The disclosure generally relates to ultrasound systems and, more particularly, to ultrasound systems for aggregating or focusing cells for subsequent visualization.

INTRODUCTION

This section provides background information related to the present disclosure which is not necessarily prior art.

Pediatricians are compelled with difficult decisions when an infant or young child comes into the emergency department with fever, fussiness, and poor feeding. Even though a simple viral infection is by far the most common cause, it is necessary to rule out bacterial meningitis. Bacterial meningitis may have severe downstream consequences, including permanent neurologic deficits, learning disabilities, and death. This situation currently requires a spinal tap or lumbar puncture to sample and examine the cerebrospinal fluid to determine if there are white blood cells present, indicating a bacterial or viral infection of the central nervous system, in contrast to an ordinary viral infection of the upper respiratory system. The lumbar puncture procedure causes significant stress and discomfort to both the child and the parents. Additionally, the lumbar puncture procedure imposes a significant cost burden. In the vast majority of cases the results are negative for bacterial meningitis. There is an unmet clinical need for a painless, noninvasive test for detection of abnormal cells in the cerebrospinal fluid, which is normally cell free.

Accordingly, there is a continuing need for a non-invasive detection system that is configured to visualize abnormal cells in the cerebrospinal fluid. Desirably, the non-invasive detection system may be configured to detect the abnormal cells more economically and more quickly than known methods such as a spinal tap or a lumbar puncture.

SUMMARY

In concordance with the instant disclosure, a multiwavelength ultrasound system that is configured to concentrate and then detect abnormal cells in the cerebrospinal fluid, has surprisingly been discovered. Desirably, the multiwavelength ultrasound system may more quickly first concentrate at longer wavelengths and then visualize at shorter wavelengths the abnormal cells in the cerebrospinal fluid for a fraction of the costs of known methods such as a spinal tap or a lumbar puncture.
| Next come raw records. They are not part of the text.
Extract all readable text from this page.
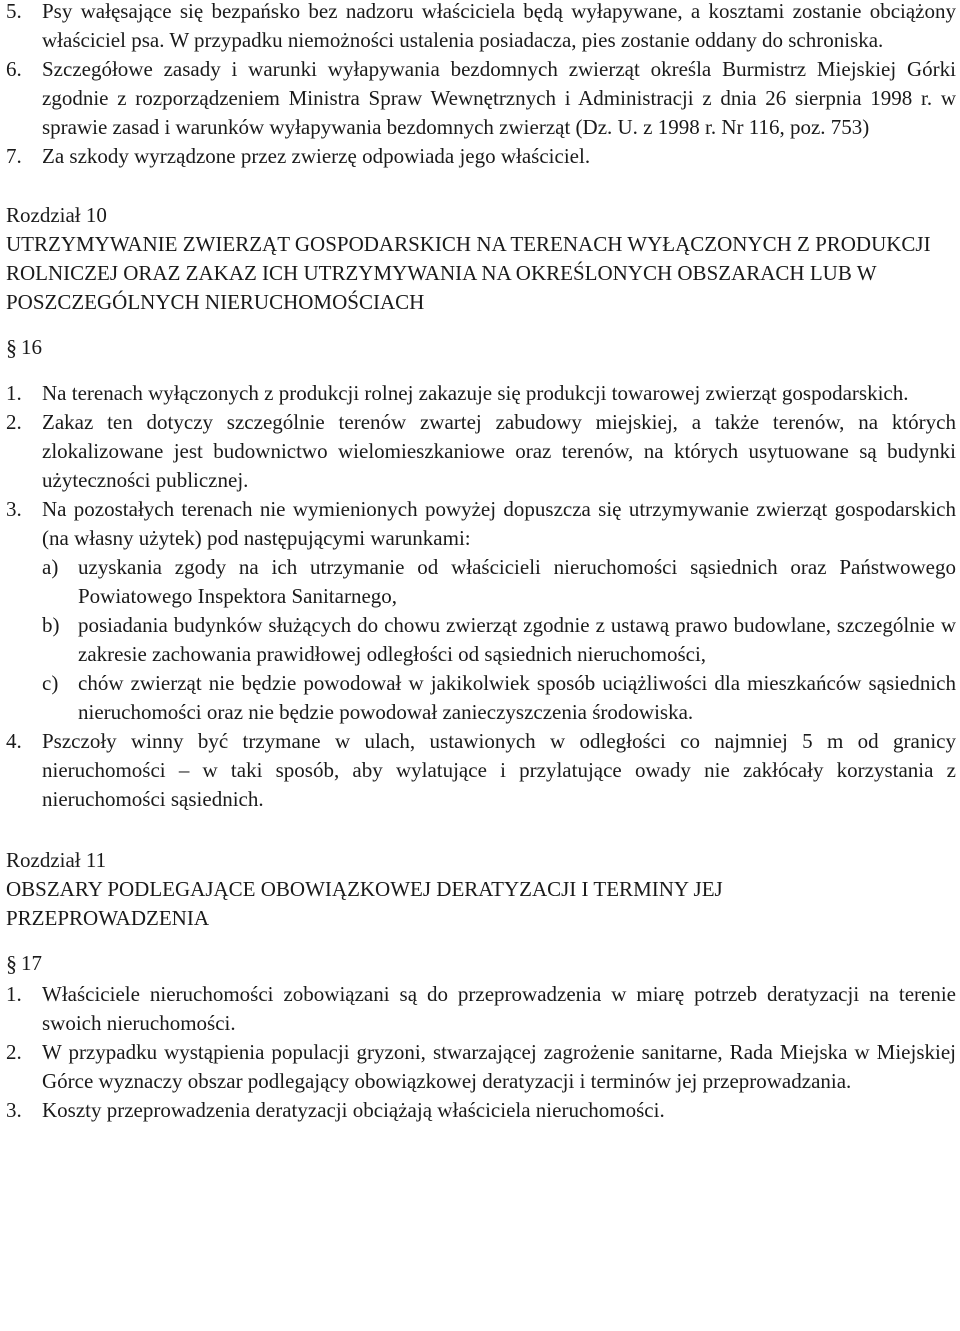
5. Psy wałęsające się bezpańsko bez nadzoru właściciela będą wyłapywane, a kosztami zostanie obciążony właściciel psa. W przypadku niemożności ustalenia posiadacza, pies zostanie oddany do schroniska.
6. Szczegółowe zasady i warunki wyłapywania bezdomnych zwierząt określa Burmistrz Miejskiej Górki zgodnie z rozporządzeniem Ministra Spraw Wewnętrznych i Administracji z dnia 26 sierpnia 1998 r. w sprawie zasad i warunków wyłapywania bezdomnych zwierząt (Dz. U. z 1998 r. Nr 116, poz. 753)
7. Za szkody wyrządzone przez zwierzę odpowiada jego właściciel.
Rozdział 10
UTRZYMYWANIE ZWIERZĄT GOSPODARSKICH NA TERENACH WYŁĄCZONYCH Z PRODUKCJI ROLNICZEJ ORAZ ZAKAZ ICH UTRZYMYWANIA NA OKREŚLONYCH OBSZARACH LUB W POSZCZEGÓLNYCH NIERUCHOMOŚCIACH
§ 16
1. Na terenach wyłączonych z produkcji rolnej zakazuje się produkcji towarowej zwierząt gospodarskich.
2. Zakaz ten dotyczy szczególnie terenów zwartej zabudowy miejskiej, a także terenów, na których zlokalizowane jest budownictwo wielomieszkaniowe oraz terenów, na których usytuowane są budynki użyteczności publicznej.
3. Na pozostałych terenach nie wymienionych powyżej dopuszcza się utrzymywanie zwierząt gospodarskich (na własny użytek) pod następującymi warunkami:
a) uzyskania zgody na ich utrzymanie od właścicieli nieruchomości sąsiednich oraz Państwowego Powiatowego Inspektora Sanitarnego,
b) posiadania budynków służących do chowu zwierząt zgodnie z ustawą prawo budowlane, szczególnie w zakresie zachowania prawidłowej odległości od sąsiednich nieruchomości,
c) chów zwierząt nie będzie powodował w jakikolwiek sposób uciążliwości dla mieszkańców sąsiednich nieruchomości oraz nie będzie powodował zanieczyszczenia środowiska.
4. Pszczoły winny być trzymane w ulach, ustawionych w odległości co najmniej 5 m od granicy nieruchomości – w taki sposób, aby wylatujące i przylatujące owady nie zakłócały korzystania z nieruchomości sąsiednich.
Rozdział 11
OBSZARY PODLEGAJĄCE OBOWIĄZKOWEJ DERATYZACJI I TERMINY JEJ PRZEPROWADZENIA
§ 17
1. Właściciele nieruchomości zobowiązani są do przeprowadzenia w miarę potrzeb deratyzacji na terenie swoich nieruchomości.
2. W przypadku wystąpienia populacji gryzoni, stwarzającej zagrożenie sanitarne, Rada Miejska w Miejskiej Górce wyznaczy obszar podlegający obowiązkowej deratyzacji i terminów jej przeprowadzania.
3. Koszty przeprowadzenia deratyzacji obciążają właściciela nieruchomości.
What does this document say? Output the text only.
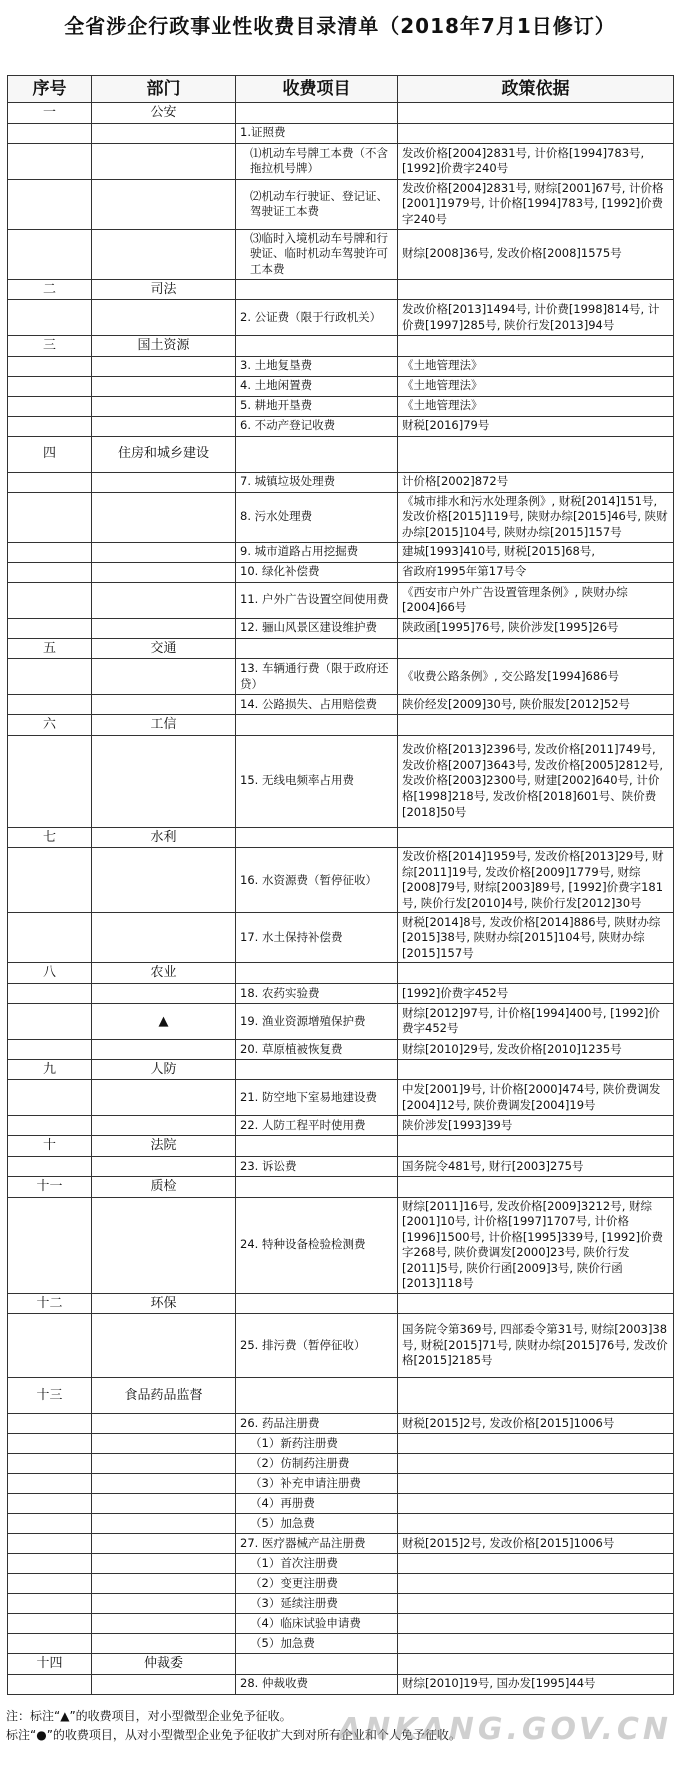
全省涉企行政事业性收费目录清单（2018年7月1日修订）
序号	部门	收费项目	政策依据
一	公安		
		1.证照费	
		⑴机动车号牌工本费（不含拖拉机号牌）	发改价格[2004]2831号, 计价格[1994]783号, [1992]价费字240号
		⑵机动车行驶证、登记证、驾驶证工本费	发改价格[2004]2831号, 财综[2001]67号, 计价格[2001]1979号, 计价格[1994]783号, [1992]价费字240号
		⑶临时入境机动车号牌和行驶证、临时机动车驾驶许可工本费	财综[2008]36号, 发改价格[2008]1575号
二	司法		
		2. 公证费（限于行政机关）	发改价格[2013]1494号, 计价费[1998]814号, 计价费[1997]285号, 陕价行发[2013]94号
三	国土资源		
		3. 土地复垦费	《土地管理法》
		4. 土地闲置费	《土地管理法》
		5. 耕地开垦费	《土地管理法》
		6. 不动产登记收费	财税[2016]79号
四	住房和城乡建设		
		7. 城镇垃圾处理费	计价格[2002]872号
		8. 污水处理费	《城市排水和污水处理条例》, 财税[2014]151号, 发改价格[2015]119号, 陕财办综[2015]46号, 陕财办综[2015]104号, 陕财办综[2015]157号
		9. 城市道路占用挖掘费	建城[1993]410号, 财税[2015]68号,
		10. 绿化补偿费	省政府1995年第17号令
		11. 户外广告设置空间使用费	《西安市户外广告设置管理条例》, 陕财办综[2004]66号
		12. 骊山风景区建设维护费	陕政函[1995]76号, 陕价涉发[1995]26号
五	交通		
		13. 车辆通行费（限于政府还贷）	《收费公路条例》, 交公路发[1994]686号
		14. 公路损失、占用赔偿费	陕价经发[2009]30号, 陕价服发[2012]52号
六	工信		
		15. 无线电频率占用费	发改价格[2013]2396号, 发改价格[2011]749号, 发改价格[2007]3643号, 发改价格[2005]2812号, 发改价格[2003]2300号, 财建[2002]640号, 计价格[1998]218号, 发改价格[2018]601号、陕价费[2018]50号
七	水利		
		16. 水资源费（暂停征收）	发改价格[2014]1959号, 发改价格[2013]29号, 财综[2011]19号, 发改价格[2009]1779号, 财综[2008]79号, 财综[2003]89号, [1992]价费字181号, 陕价行发[2010]4号, 陕价行发[2012]30号
		17. 水土保持补偿费	财税[2014]8号, 发改价格[2014]886号, 陕财办综[2015]38号, 陕财办综[2015]104号, 陕财办综[2015]157号
八	农业		
		18. 农药实验费	[1992]价费字452号
	▲	19. 渔业资源增殖保护费	财综[2012]97号, 计价格[1994]400号, [1992]价费字452号
		20. 草原植被恢复费	财综[2010]29号, 发改价格[2010]1235号
九	人防		
		21. 防空地下室易地建设费	中发[2001]9号, 计价格[2000]474号, 陕价费调发[2004]12号, 陕价费调发[2004]19号
		22. 人防工程平时使用费	陕价涉发[1993]39号
十	法院		
		23. 诉讼费	国务院令481号, 财行[2003]275号
十一	质检		
		24. 特种设备检验检测费	财综[2011]16号, 发改价格[2009]3212号, 财综[2001]10号, 计价格[1997]1707号, 计价格[1996]1500号, 计价格[1995]339号, [1992]价费字268号, 陕价费调发[2000]23号, 陕价行发[2011]5号, 陕价行函[2009]3号, 陕价行函[2013]118号
十二	环保		
		25. 排污费（暂停征收）	国务院令第369号, 四部委令第31号, 财综[2003]38号, 财税[2015]71号, 陕财办综[2015]76号, 发改价格[2015]2185号
十三	食品药品监督		
		26. 药品注册费	财税[2015]2号, 发改价格[2015]1006号
		（1）新药注册费	
		（2）仿制药注册费	
		（3）补充申请注册费	
		（4）再册费	
		（5）加急费	
		27. 医疗器械产品注册费	财税[2015]2号, 发改价格[2015]1006号
		（1）首次注册费	
		（2）变更注册费	
		（3）延续注册费	
		（4）临床试验申请费	
		（5）加急费	
十四	仲裁委		
		28. 仲裁收费	财综[2010]19号, 国办发[1995]44号
注：标注“▲”的收费项目，对小型微型企业免予征收。
标注“●”的收费项目，从对小型微型企业免予征收扩大到对所有企业和个人免予征收。
ANKANG.GOV.CN
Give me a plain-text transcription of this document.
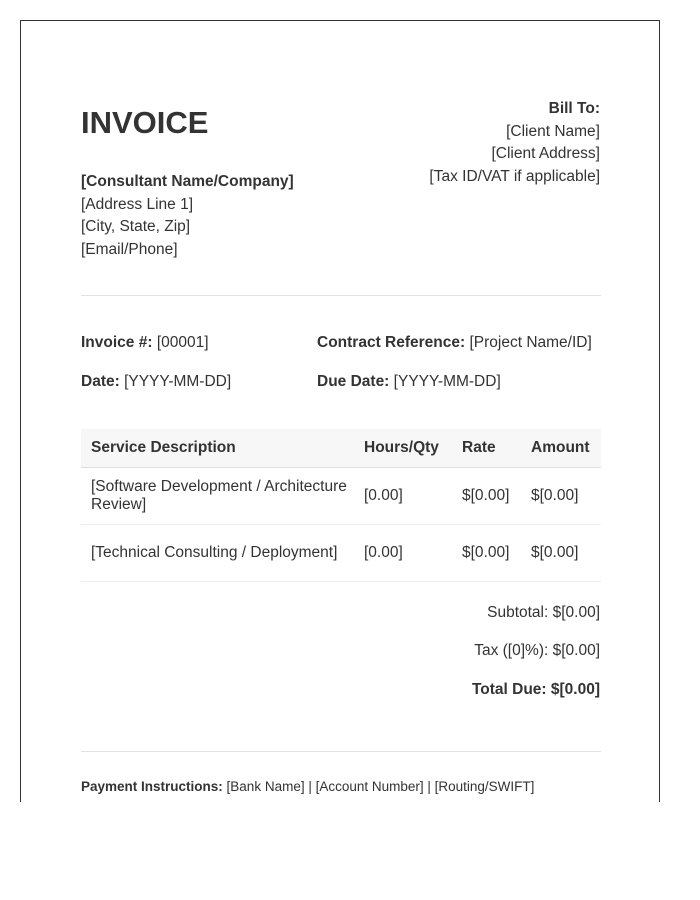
INVOICE
[Consultant Name/Company]
[Address Line 1]
[City, State, Zip]
[Email/Phone]
Bill To:
[Client Name]
[Client Address]
[Tax ID/VAT if applicable]
Invoice #: [00001]	Contract Reference: [Project Name/ID]
Date: [YYYY-MM-DD]	Due Date: [YYYY-MM-DD]
Service Description	Hours/Qty	Rate	Amount
[Software Development / Architecture Review]	[0.00]	$[0.00]	$[0.00]
[Technical Consulting / Deployment]	[0.00]	$[0.00]	$[0.00]
Subtotal: $[0.00]
Tax ([0]%): $[0.00]
Total Due: $[0.00]
Payment Instructions: [Bank Name] | [Account Number] | [Routing/SWIFT]
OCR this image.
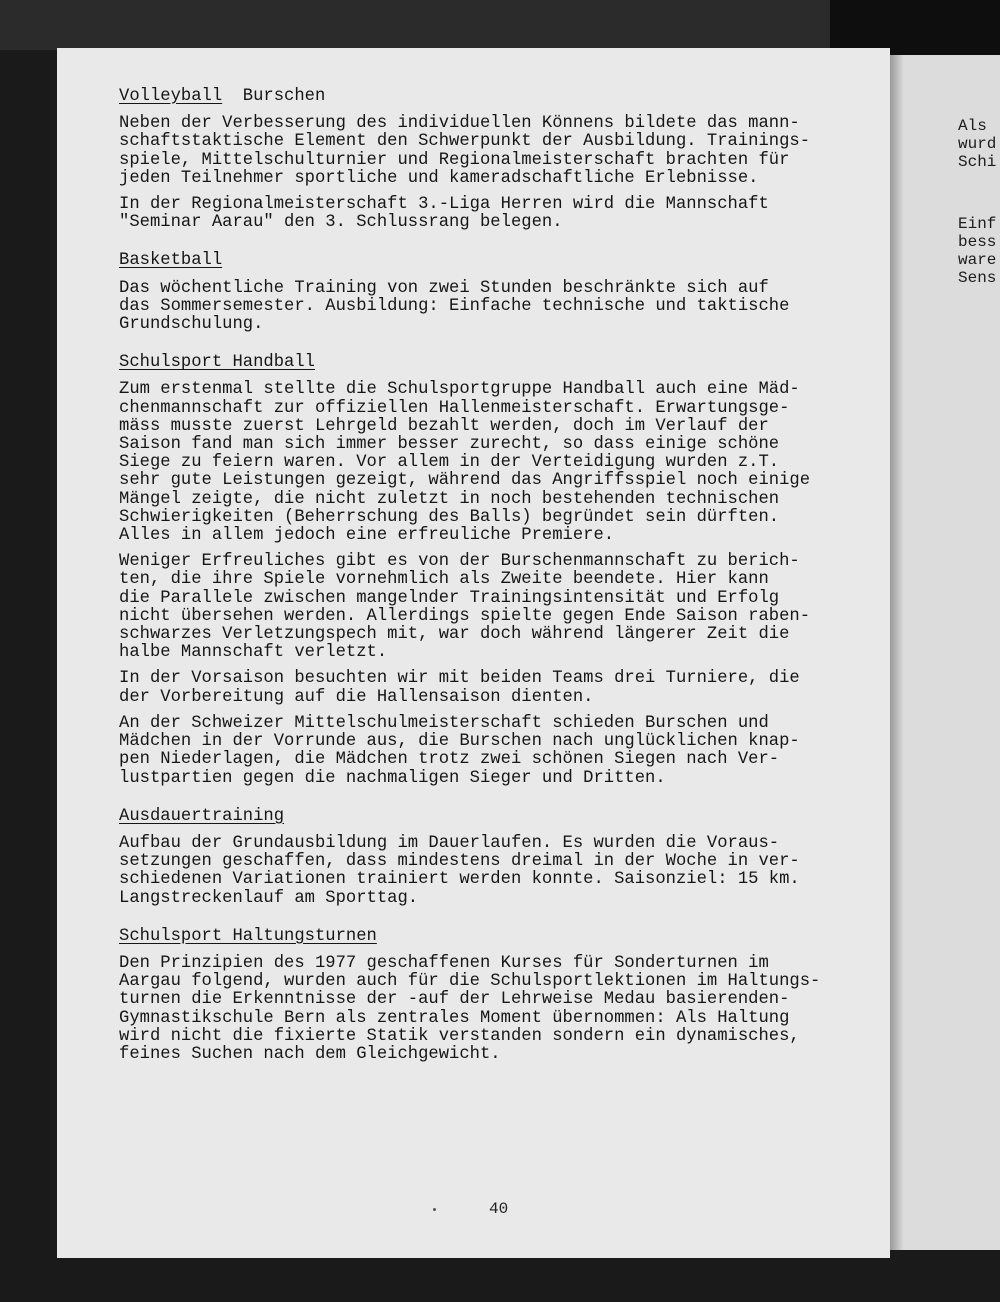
Volleyball  Burschen

Neben der Verbesserung des individuellen Könnens bildete das mann-
schaftstaktische Element den Schwerpunkt der Ausbildung. Trainings-
spiele, Mittelschulturnier und Regionalmeisterschaft brachten für
jeden Teilnehmer sportliche und kameradschaftliche Erlebnisse.

In der Regionalmeisterschaft 3.-Liga Herren wird die Mannschaft
"Seminar Aarau" den 3. Schlussrang belegen.

Basketball

Das wöchentliche Training von zwei Stunden beschränkte sich auf
das Sommersemester. Ausbildung: Einfache technische und taktische
Grundschulung.

Schulsport Handball

Zum erstenmal stellte die Schulsportgruppe Handball auch eine Mäd-
chenmannschaft zur offiziellen Hallenmeisterschaft. Erwartungsge-
mäss musste zuerst Lehrgeld bezahlt werden, doch im Verlauf der
Saison fand man sich immer besser zurecht, so dass einige schöne
Siege zu feiern waren. Vor allem in der Verteidigung wurden z.T.
sehr gute Leistungen gezeigt, während das Angriffsspiel noch einige
Mängel zeigte, die nicht zuletzt in noch bestehenden technischen
Schwierigkeiten (Beherrschung des Balls) begründet sein dürften.
Alles in allem jedoch eine erfreuliche Premiere.

Weniger Erfreuliches gibt es von der Burschenmannschaft zu berich-
ten, die ihre Spiele vornehmlich als Zweite beendete. Hier kann
die Parallele zwischen mangelnder Trainingsintensität und Erfolg
nicht übersehen werden. Allerdings spielte gegen Ende Saison raben-
schwarzes Verletzungspech mit, war doch während längerer Zeit die
halbe Mannschaft verletzt.

In der Vorsaison besuchten wir mit beiden Teams drei Turniere, die
der Vorbereitung auf die Hallensaison dienten.

An der Schweizer Mittelschulmeisterschaft schieden Burschen und
Mädchen in der Vorrunde aus, die Burschen nach unglücklichen knap-
pen Niederlagen, die Mädchen trotz zwei schönen Siegen nach Ver-
lustpartien gegen die nachmaligen Sieger und Dritten.

Ausdauertraining

Aufbau der Grundausbildung im Dauerlaufen. Es wurden die Voraus-
setzungen geschaffen, dass mindestens dreimal in der Woche in ver-
schiedenen Variationen trainiert werden konnte. Saisonziel: 15 km.
Langstreckenlauf am Sporttag.

Schulsport Haltungsturnen

Den Prinzipien des 1977 geschaffenen Kurses für Sonderturnen im
Aargau folgend, wurden auch für die Schulsportlektionen im Haltungs-
turnen die Erkenntnisse der -auf der Lehrweise Medau basierenden-
Gymnastikschule Bern als zentrales Moment übernommen: Als Haltung
wird nicht die fixierte Statik verstanden sondern ein dynamisches,
feines Suchen nach dem Gleichgewicht.

40

Als
wurd
Schi

Einf
bess
ware
Sens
The multiwavelength ultrasound system is configured to aggregate and determine a location and/or a position of acoustically focused biological cells in an aqueous media. In a specific example, the biological cells may include white blood cells. The multiwavelength ultrasound system may include a first ultrasound device, a second ultrasound device, and a processor. The first ultrasound device may be configured to produce a first ultrasound wave having a frequency lower than around 300 kHz. The first ultrasound wave may also be configured to aggregate the biological cells via acoustic focusing. The second ultrasound device may be configured to produce a second ultrasound wave having a frequency greater than around 300 kHz. The second ultrasound wave may also be configured to determine the location and/or the position the biological cells. The processor may be configured to selectively actuate the first ultrasound device(s) and/or the second ultrasound device. The processor may be configured to determine a density and/or a presence of the biological cells or contaminants such as bacteria. Additionally, the processor may be configured to output a concentration or confirmation of the presence or absence of the biological cells.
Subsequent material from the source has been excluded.